Apoptosis was analyzed by counting cells with condensed chromatin and micro-nucleation following nuclear staining with Hoechst 33258 (Invitrogen, Waltham, MA, USA). A minimum of 300 cells were analyzed for each sample. Fluorescence images were captured with the EVOS FL microscope (Life Technologies, Carlsbad, CA, USA).
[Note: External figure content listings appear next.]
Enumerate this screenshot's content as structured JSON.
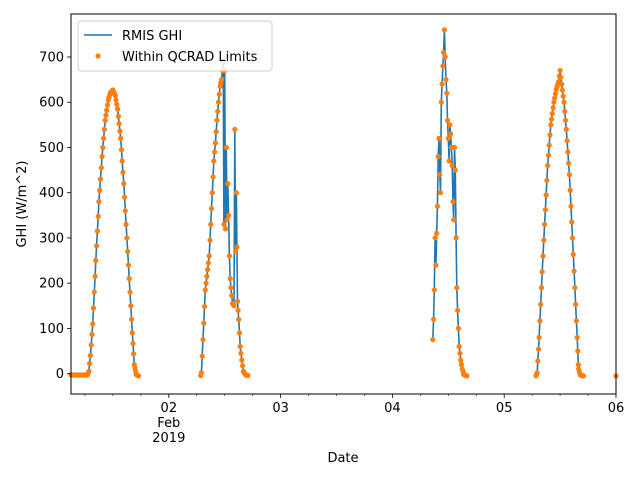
{
  "chart_data": {
    "type": "line",
    "xlabel": "Date",
    "ylabel": "GHI (W/m^2)",
    "xlim": [
      "2019-02-01T03:00",
      "2019-02-06T00:00"
    ],
    "ylim": [
      -45,
      795
    ],
    "grid": false,
    "legend_position": "top-left",
    "x_ticks": [
      {
        "value": "2019-02-02T00:00",
        "label": "02",
        "sub1": "Feb",
        "sub2": "2019"
      },
      {
        "value": "2019-02-03T00:00",
        "label": "03"
      },
      {
        "value": "2019-02-04T00:00",
        "label": "04"
      },
      {
        "value": "2019-02-05T00:00",
        "label": "05"
      },
      {
        "value": "2019-02-06T00:00",
        "label": "06"
      }
    ],
    "y_ticks": [
      0,
      100,
      200,
      300,
      400,
      500,
      600,
      700
    ],
    "series": [
      {
        "name": "RMIS GHI",
        "style": "line",
        "color": "#1f77b4",
        "points": [
          [
            "2019-02-01T03:00",
            -3
          ],
          [
            "2019-02-01T06:30",
            -3
          ],
          [
            "2019-02-01T06:50",
            5
          ],
          [
            "2019-02-01T07:10",
            40
          ],
          [
            "2019-02-01T07:40",
            110
          ],
          [
            "2019-02-01T08:20",
            250
          ],
          [
            "2019-02-01T09:00",
            380
          ],
          [
            "2019-02-01T09:40",
            480
          ],
          [
            "2019-02-01T10:20",
            560
          ],
          [
            "2019-02-01T11:00",
            605
          ],
          [
            "2019-02-01T11:30",
            622
          ],
          [
            "2019-02-01T12:00",
            627
          ],
          [
            "2019-02-01T12:30",
            615
          ],
          [
            "2019-02-01T13:00",
            585
          ],
          [
            "2019-02-01T13:40",
            520
          ],
          [
            "2019-02-01T14:20",
            420
          ],
          [
            "2019-02-01T15:00",
            300
          ],
          [
            "2019-02-01T15:40",
            180
          ],
          [
            "2019-02-01T16:10",
            90
          ],
          [
            "2019-02-01T16:35",
            20
          ],
          [
            "2019-02-01T17:00",
            -2
          ],
          [
            "2019-02-01T17:30",
            -5
          ],
          [
            "2019-02-02T06:50",
            -4
          ],
          [
            "2019-02-02T07:00",
            2
          ],
          [
            "2019-02-02T07:50",
            185
          ],
          [
            "2019-02-02T08:40",
            260
          ],
          [
            "2019-02-02T09:00",
            330
          ],
          [
            "2019-02-02T09:20",
            400
          ],
          [
            "2019-02-02T09:40",
            470
          ],
          [
            "2019-02-02T10:00",
            510
          ],
          [
            "2019-02-02T10:20",
            560
          ],
          [
            "2019-02-02T10:40",
            600
          ],
          [
            "2019-02-02T11:00",
            635
          ],
          [
            "2019-02-02T11:20",
            650
          ],
          [
            "2019-02-02T11:40",
            690
          ],
          [
            "2019-02-02T11:50",
            330
          ],
          [
            "2019-02-02T12:00",
            670
          ],
          [
            "2019-02-02T12:10",
            320
          ],
          [
            "2019-02-02T12:20",
            500
          ],
          [
            "2019-02-02T12:30",
            340
          ],
          [
            "2019-02-02T12:40",
            420
          ],
          [
            "2019-02-02T12:50",
            350
          ],
          [
            "2019-02-02T13:00",
            260
          ],
          [
            "2019-02-02T13:10",
            210
          ],
          [
            "2019-02-02T13:20",
            190
          ],
          [
            "2019-02-02T13:40",
            155
          ],
          [
            "2019-02-02T14:00",
            150
          ],
          [
            "2019-02-02T14:10",
            540
          ],
          [
            "2019-02-02T14:20",
            270
          ],
          [
            "2019-02-02T14:30",
            400
          ],
          [
            "2019-02-02T14:45",
            160
          ],
          [
            "2019-02-02T15:00",
            120
          ],
          [
            "2019-02-02T15:20",
            60
          ],
          [
            "2019-02-02T15:40",
            30
          ],
          [
            "2019-02-02T16:00",
            5
          ],
          [
            "2019-02-02T16:30",
            -3
          ],
          [
            "2019-02-02T17:00",
            -4
          ],
          [
            "2019-02-04T08:40",
            75
          ],
          [
            "2019-02-04T08:50",
            120
          ],
          [
            "2019-02-04T09:00",
            185
          ],
          [
            "2019-02-04T09:10",
            300
          ],
          [
            "2019-02-04T09:20",
            240
          ],
          [
            "2019-02-04T09:30",
            310
          ],
          [
            "2019-02-04T09:40",
            370
          ],
          [
            "2019-02-04T09:50",
            480
          ],
          [
            "2019-02-04T10:00",
            520
          ],
          [
            "2019-02-04T10:10",
            440
          ],
          [
            "2019-02-04T10:20",
            400
          ],
          [
            "2019-02-04T10:30",
            600
          ],
          [
            "2019-02-04T10:40",
            640
          ],
          [
            "2019-02-04T10:50",
            680
          ],
          [
            "2019-02-04T11:00",
            710
          ],
          [
            "2019-02-04T11:10",
            760
          ],
          [
            "2019-02-04T11:20",
            700
          ],
          [
            "2019-02-04T11:30",
            650
          ],
          [
            "2019-02-04T11:40",
            620
          ],
          [
            "2019-02-04T11:50",
            560
          ],
          [
            "2019-02-04T12:00",
            520
          ],
          [
            "2019-02-04T12:10",
            470
          ],
          [
            "2019-02-04T12:20",
            550
          ],
          [
            "2019-02-04T12:30",
            530
          ],
          [
            "2019-02-04T12:40",
            500
          ],
          [
            "2019-02-04T12:50",
            460
          ],
          [
            "2019-02-04T13:00",
            380
          ],
          [
            "2019-02-04T13:10",
            340
          ],
          [
            "2019-02-04T13:20",
            500
          ],
          [
            "2019-02-04T13:30",
            450
          ],
          [
            "2019-02-04T13:40",
            300
          ],
          [
            "2019-02-04T13:50",
            190
          ],
          [
            "2019-02-04T14:00",
            140
          ],
          [
            "2019-02-04T14:20",
            60
          ],
          [
            "2019-02-04T14:40",
            30
          ],
          [
            "2019-02-04T15:00",
            10
          ],
          [
            "2019-02-04T15:20",
            -2
          ],
          [
            "2019-02-04T16:00",
            -5
          ],
          [
            "2019-02-05T06:50",
            -5
          ],
          [
            "2019-02-05T07:05",
            2
          ],
          [
            "2019-02-05T07:30",
            80
          ],
          [
            "2019-02-05T08:00",
            190
          ],
          [
            "2019-02-05T08:40",
            330
          ],
          [
            "2019-02-05T09:20",
            460
          ],
          [
            "2019-02-05T10:00",
            550
          ],
          [
            "2019-02-05T10:40",
            600
          ],
          [
            "2019-02-05T11:10",
            628
          ],
          [
            "2019-02-05T11:40",
            645
          ],
          [
            "2019-02-05T12:00",
            670
          ],
          [
            "2019-02-05T12:20",
            640
          ],
          [
            "2019-02-05T12:50",
            600
          ],
          [
            "2019-02-05T13:20",
            540
          ],
          [
            "2019-02-05T14:00",
            440
          ],
          [
            "2019-02-05T14:40",
            300
          ],
          [
            "2019-02-05T15:10",
            190
          ],
          [
            "2019-02-05T15:40",
            80
          ],
          [
            "2019-02-05T15:55",
            20
          ],
          [
            "2019-02-05T16:00",
            10
          ],
          [
            "2019-02-05T16:20",
            -3
          ],
          [
            "2019-02-05T17:00",
            -5
          ],
          [
            "2019-02-06T00:00",
            -5
          ]
        ]
      },
      {
        "name": "Within QCRAD Limits",
        "style": "markers",
        "color": "#ff7f0e"
      }
    ]
  },
  "legend": {
    "items": [
      {
        "label": "RMIS GHI",
        "color": "#1f77b4",
        "marker": "line"
      },
      {
        "label": "Within QCRAD Limits",
        "color": "#ff7f0e",
        "marker": "dot"
      }
    ]
  }
}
4.5. Colony Formation Assays

PIK3CA-MT (Cal33) or -WT (FaDu) cells were plated at 1000 cells per well in 12-well plates. Cells were treated with vehicle control, or the indicated drug or a combination. After 10 days, colonies were visualized by crystal violet staining and counted using ImageJ software (ImageJ1, NIH, Bethesda, MD, USA).

4.6. Immunoblotting

Primary antibodies targeting p-AKT (S473), AKT, p-EGFR (Y1068), EGFR, p-S6, and S6 were purchased from Cell Signaling Technology (Boston, MA, USA). β-tubulin primary antibody was purchased from Abcam (Cambridge, MA, USA). Secondary antibodies were purchased from Bio-Rad (Hercules, CA, USA).

4.7. Animals

All animal procedures were performed in accordance with protocols approved by Institutional Animal Care and Use Committee of the University of California, San Francisco (IACUC protocol: AN187611) or the University of Pittsburgh (IACUC protocol: 13072053). Additionally, 5–6-week-old NOD.Cg-Prkdcscid Il2rg/SzJ (NSG) mice were obtained from Jackson Laboratories (Bar Harbor, ME) or the UCSF Breeding Core Facility. Patient-derived xenografts (PDXs) were implanted into one flank of NSG mice under anesthesia and allowed to grow until palpable (~100 mm3). Mice (four mice with four tumors for each treatment group) were treated with vehicle control (saline), sulindac sulfide intraperitoneally (30 mg/kg; Sigma-Aldrich, St. Louis, MO, USA), erlotinib by oral gavage (50 mg/kg), or the combination of both as indicated throughout. Tumors were measured every other day by Vernier caliper in two dimensions and the volume was calculated as (larger measurement) × (smaller measurement)2/2.

4.8. Statistics

Two-tailed T-tests were used for normally distributed data (determined by D’Agostino–Pearson omnibus normality test) with equivalent between-group variances. Welch’s correction was used to correct for unequal between-group variance as appropriate. Two-tailed Mann–Whitney tests were used when data were non-Gaussian.

5. Conclusions

These findings provide further mechanistic evidence that PIK3CA alterations could be used to successfully predict the response to EGFR inhibition in combination with NSAIDs. By effectively using PIK3CA mutation/amplification as a biomarker for EGFR inhibitor response, one could envision using NSAIDs in combination with EGFR inhibitors to provide clinical benefit to a significant portion of patients, while adding little to their side effect burden. The data presented here support the use of NSAIDs in patients receiving EGFR inhibitor therapy in HNSCC, particularly those whose tumors harbor alterations in PIK3CA or the PI3K signaling pathway.